O HOMEM INVISÍVEL (2020)

É curioso como o filme aproxima uma pegada tradicional do cinema de gênero (a premissa fantasiosa clássica do homem invisível) com uma abordagem atmosférica que está em voga (o fatídico pós-horror e companhia).

Mas diferente de filmes como Hereditário ou Ao Cair da Noite, o diretor está interessado em um princípio que remete mais diretamente às origens do filme B. Ainda que Leigh Whannell mantenha uma sofisticação inegável (a decupagem formalista, a fotografia sóbria e sem exageros, a atuação intimista de Elisabeth Moss), existe um tom caricato que é muito bem trabalhado na narrativa.

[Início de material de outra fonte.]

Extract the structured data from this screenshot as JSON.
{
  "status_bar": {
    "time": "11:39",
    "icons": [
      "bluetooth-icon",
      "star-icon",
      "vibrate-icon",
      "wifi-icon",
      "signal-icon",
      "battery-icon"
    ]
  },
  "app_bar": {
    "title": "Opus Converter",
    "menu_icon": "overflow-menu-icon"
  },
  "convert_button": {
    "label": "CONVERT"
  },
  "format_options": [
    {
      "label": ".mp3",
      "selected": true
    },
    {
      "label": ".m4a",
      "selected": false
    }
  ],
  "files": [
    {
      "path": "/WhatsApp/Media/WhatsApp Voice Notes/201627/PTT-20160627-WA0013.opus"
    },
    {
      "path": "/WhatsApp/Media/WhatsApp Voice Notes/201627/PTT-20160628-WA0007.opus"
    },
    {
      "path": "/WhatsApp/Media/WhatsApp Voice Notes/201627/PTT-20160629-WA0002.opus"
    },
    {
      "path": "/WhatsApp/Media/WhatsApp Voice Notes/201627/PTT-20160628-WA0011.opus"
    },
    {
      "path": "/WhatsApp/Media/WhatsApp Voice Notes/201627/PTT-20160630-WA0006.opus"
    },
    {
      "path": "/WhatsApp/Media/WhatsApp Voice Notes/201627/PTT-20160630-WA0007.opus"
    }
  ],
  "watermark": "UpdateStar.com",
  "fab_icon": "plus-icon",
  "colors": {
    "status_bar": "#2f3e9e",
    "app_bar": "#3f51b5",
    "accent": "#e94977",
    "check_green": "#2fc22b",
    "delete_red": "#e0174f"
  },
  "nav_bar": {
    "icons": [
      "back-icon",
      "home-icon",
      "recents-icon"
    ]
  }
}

O filme se dá no confronto entre essa sobriedade da sua caracterização e o absurdo da sua premissa. As primeiras cenas com a presença do personagem invisível mostram isso muito bem.Nesse início, a personagem de Moss parece que pertence a um drama europeu ou a um filme de arte independente. Uma mulher perturbada que se sente oprimida por espaços vazios.

Os movimentos sutis da câmera ao evidenciar esse espaços vazios reforçam a ideia de uma presença abstrata. Um mal, até ali apenas psicológico, muito bem retratado pela forma como o cineasta localiza a personagem e os ambientes. Enquadramentos que remetem a variações que vão de Michelangelo Antonioni a Kiyoshi Kurosawa na forma que a arquitetura é usada para retratar essa iminência.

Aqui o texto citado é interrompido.